The means test involves a thorough analysis of an individual’s income and expenses. The idea is to assess his or her ability to repay debts. The test considers monthly income, household size and specific allowable expenses to arrive at a disposable income figure. This disposable income is a key factor in establishing eligibility for Chapter 7 relief.
Monthly income
To start the means test, individuals must calculate their average monthly income over the six months preceding the bankruptcy filing. This includes all sources of income, such as wages, rental income or contributions from others. If the calculated income falls below the median for a household of the same size in Tennessee, the individual qualifies for Chapter 7. If it exceeds the median, further examination of allowable expenses becomes necessary.

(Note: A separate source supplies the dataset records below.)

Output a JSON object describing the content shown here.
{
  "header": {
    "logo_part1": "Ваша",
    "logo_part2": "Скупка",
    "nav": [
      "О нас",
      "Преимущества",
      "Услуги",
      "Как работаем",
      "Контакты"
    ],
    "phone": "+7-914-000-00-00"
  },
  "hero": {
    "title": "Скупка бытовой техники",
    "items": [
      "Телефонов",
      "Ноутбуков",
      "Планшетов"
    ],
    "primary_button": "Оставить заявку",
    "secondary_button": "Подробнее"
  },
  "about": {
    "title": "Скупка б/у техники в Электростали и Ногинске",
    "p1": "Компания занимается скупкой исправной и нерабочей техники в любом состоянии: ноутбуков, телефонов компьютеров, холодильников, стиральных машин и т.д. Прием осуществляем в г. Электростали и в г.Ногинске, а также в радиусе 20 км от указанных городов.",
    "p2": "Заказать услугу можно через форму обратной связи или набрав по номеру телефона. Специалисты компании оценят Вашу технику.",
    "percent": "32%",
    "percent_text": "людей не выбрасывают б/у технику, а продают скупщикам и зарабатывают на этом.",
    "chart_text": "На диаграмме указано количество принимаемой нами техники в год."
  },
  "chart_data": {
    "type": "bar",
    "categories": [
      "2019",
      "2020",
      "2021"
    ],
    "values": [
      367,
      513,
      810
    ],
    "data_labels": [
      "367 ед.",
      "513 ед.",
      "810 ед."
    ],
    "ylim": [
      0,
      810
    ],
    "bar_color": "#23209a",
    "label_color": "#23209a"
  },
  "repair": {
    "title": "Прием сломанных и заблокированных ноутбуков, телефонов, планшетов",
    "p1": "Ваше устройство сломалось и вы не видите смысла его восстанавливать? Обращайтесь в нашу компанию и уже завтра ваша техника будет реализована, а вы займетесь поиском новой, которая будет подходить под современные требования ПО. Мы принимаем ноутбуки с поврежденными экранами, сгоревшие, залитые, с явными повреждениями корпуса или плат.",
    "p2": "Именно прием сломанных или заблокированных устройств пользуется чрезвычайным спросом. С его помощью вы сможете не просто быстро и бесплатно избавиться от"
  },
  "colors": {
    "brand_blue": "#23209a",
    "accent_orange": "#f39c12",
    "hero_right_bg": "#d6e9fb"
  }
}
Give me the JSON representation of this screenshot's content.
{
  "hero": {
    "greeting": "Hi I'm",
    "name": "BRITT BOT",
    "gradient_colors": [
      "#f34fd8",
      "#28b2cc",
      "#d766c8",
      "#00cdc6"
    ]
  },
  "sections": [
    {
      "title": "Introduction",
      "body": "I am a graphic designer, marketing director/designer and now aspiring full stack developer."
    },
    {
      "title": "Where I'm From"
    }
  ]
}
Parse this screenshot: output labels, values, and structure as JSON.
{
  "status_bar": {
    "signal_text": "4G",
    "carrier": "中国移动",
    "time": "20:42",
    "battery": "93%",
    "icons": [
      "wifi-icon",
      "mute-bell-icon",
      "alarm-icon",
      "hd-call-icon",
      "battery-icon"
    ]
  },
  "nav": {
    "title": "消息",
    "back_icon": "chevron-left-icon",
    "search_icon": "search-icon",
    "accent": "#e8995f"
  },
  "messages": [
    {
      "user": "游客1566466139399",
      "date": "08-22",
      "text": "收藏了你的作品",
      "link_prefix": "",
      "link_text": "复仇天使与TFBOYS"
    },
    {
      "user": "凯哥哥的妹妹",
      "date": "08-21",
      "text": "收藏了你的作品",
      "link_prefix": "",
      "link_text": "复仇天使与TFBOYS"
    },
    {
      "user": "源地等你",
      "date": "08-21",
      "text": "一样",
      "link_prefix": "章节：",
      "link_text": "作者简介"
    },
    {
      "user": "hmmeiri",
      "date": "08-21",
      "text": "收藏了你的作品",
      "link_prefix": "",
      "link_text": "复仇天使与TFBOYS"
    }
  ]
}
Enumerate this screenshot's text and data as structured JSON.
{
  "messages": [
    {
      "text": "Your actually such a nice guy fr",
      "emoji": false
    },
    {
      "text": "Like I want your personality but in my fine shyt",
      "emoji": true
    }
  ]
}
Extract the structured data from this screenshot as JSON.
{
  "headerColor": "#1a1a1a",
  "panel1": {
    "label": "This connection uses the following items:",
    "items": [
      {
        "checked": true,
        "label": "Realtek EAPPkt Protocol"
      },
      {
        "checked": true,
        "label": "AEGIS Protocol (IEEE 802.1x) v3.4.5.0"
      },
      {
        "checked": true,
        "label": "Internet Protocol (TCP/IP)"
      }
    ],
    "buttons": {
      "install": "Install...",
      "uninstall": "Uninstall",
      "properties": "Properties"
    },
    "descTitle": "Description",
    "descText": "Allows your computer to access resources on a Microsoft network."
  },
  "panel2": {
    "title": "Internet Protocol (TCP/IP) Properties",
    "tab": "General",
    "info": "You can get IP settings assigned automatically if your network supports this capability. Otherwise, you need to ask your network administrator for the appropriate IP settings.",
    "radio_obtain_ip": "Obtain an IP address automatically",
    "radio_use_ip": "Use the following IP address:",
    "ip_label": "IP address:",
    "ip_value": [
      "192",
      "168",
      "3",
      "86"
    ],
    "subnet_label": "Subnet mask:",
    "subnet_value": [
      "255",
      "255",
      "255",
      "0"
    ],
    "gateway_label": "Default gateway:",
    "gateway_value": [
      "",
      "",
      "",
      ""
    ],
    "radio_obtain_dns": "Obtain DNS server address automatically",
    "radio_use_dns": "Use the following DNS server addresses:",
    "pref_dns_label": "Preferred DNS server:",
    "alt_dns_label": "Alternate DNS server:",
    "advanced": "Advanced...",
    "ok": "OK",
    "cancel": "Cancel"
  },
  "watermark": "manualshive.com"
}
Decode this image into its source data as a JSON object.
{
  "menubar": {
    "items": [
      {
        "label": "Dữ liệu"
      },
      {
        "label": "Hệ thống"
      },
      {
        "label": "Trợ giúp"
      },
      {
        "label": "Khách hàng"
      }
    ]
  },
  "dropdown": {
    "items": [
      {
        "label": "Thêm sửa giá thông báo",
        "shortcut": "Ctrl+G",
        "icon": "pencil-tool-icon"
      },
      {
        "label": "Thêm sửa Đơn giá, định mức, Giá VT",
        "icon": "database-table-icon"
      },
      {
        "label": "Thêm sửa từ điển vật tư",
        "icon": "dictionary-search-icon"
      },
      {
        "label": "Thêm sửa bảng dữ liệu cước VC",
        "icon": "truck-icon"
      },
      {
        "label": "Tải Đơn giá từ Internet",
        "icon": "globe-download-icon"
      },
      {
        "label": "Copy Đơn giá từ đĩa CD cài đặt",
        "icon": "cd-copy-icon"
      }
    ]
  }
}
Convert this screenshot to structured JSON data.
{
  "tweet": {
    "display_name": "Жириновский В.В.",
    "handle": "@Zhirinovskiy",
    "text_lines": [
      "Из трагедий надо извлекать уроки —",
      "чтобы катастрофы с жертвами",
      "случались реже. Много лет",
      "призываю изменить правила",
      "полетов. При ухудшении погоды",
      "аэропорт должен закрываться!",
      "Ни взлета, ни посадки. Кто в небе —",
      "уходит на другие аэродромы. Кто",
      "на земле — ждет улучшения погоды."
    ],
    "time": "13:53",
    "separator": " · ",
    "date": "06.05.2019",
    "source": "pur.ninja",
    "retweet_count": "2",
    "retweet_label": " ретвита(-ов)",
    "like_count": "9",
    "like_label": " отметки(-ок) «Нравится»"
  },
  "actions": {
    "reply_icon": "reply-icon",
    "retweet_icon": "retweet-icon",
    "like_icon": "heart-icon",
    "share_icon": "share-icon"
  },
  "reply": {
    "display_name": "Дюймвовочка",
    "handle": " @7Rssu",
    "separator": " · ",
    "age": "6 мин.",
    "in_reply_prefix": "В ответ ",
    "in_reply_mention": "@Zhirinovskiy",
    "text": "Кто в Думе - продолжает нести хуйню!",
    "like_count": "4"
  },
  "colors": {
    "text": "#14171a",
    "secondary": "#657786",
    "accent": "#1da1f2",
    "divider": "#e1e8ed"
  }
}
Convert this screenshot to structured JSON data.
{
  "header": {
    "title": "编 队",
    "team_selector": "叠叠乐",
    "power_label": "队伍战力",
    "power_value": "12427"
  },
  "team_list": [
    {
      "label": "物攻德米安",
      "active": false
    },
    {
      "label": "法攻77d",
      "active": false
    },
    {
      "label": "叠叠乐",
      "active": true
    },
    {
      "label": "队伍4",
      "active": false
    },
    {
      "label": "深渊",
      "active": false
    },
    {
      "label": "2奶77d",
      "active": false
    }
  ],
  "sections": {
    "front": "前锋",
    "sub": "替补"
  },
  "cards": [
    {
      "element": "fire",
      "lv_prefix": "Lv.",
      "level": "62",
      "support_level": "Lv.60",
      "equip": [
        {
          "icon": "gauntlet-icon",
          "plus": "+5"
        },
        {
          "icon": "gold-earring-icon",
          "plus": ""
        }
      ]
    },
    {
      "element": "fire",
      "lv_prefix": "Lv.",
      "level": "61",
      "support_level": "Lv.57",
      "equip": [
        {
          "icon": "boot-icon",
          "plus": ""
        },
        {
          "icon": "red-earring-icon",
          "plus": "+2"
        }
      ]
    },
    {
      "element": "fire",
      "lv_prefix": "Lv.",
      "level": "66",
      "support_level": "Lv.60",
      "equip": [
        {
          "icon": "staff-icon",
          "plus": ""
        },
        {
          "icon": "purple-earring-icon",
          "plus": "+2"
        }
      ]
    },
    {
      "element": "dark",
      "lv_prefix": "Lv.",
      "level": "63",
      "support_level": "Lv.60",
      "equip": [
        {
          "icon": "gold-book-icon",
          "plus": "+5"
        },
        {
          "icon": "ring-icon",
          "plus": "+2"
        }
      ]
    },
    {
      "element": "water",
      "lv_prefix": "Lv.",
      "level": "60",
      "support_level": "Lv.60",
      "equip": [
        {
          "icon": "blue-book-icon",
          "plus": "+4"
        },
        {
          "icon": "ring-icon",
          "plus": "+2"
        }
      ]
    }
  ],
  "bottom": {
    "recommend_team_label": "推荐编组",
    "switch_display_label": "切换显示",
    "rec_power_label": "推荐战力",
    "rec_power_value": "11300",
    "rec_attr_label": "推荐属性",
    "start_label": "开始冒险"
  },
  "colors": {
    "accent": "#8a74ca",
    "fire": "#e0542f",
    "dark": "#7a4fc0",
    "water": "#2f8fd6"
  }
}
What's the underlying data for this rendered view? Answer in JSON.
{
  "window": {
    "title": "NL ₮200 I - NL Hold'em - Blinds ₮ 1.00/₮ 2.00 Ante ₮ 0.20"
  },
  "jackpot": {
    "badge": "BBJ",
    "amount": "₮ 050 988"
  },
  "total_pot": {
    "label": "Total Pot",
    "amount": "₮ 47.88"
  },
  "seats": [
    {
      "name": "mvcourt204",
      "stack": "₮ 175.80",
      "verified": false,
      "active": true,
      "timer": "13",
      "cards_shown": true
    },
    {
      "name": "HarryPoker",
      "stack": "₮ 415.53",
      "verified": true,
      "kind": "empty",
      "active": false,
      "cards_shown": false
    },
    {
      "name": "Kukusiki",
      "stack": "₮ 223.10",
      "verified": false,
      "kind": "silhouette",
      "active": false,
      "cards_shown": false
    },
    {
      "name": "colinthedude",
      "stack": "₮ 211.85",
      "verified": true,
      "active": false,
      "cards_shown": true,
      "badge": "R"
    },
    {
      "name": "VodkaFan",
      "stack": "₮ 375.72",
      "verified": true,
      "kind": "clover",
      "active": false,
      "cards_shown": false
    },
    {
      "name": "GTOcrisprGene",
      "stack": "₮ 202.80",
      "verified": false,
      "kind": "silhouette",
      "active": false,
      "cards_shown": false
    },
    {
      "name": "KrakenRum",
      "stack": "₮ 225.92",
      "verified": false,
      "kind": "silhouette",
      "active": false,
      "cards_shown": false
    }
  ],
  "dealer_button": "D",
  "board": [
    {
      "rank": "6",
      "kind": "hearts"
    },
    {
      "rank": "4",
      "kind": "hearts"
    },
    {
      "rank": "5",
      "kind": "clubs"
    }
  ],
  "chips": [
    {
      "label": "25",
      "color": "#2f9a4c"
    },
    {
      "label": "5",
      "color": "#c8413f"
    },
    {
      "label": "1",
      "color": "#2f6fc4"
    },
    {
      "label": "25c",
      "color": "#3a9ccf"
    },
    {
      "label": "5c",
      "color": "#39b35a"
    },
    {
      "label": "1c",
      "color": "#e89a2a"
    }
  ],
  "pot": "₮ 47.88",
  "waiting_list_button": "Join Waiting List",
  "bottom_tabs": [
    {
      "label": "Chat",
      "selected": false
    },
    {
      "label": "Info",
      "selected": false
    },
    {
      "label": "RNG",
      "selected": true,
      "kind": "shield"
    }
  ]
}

Allowable expenses and deductions
After calculating monthly income, subtracting allowable expenses determines how much “disposable income” exists. Allowable expenses include housing, utilities, transportation and other necessities. If the resulting disposable income is below a specified threshold, Chapter 7 becomes possible. If the disposable income surpasses the threshold, alternative debt relief options may need exploration.
Per the U.S. Courts, the majority, or about 64%, of people who file for bankruptcy wind up doing so through a Chapter 7 format. By comprehending the calculation methods, allowable expenses and the purpose of the means test, individuals can make informed decisions about financial recovery.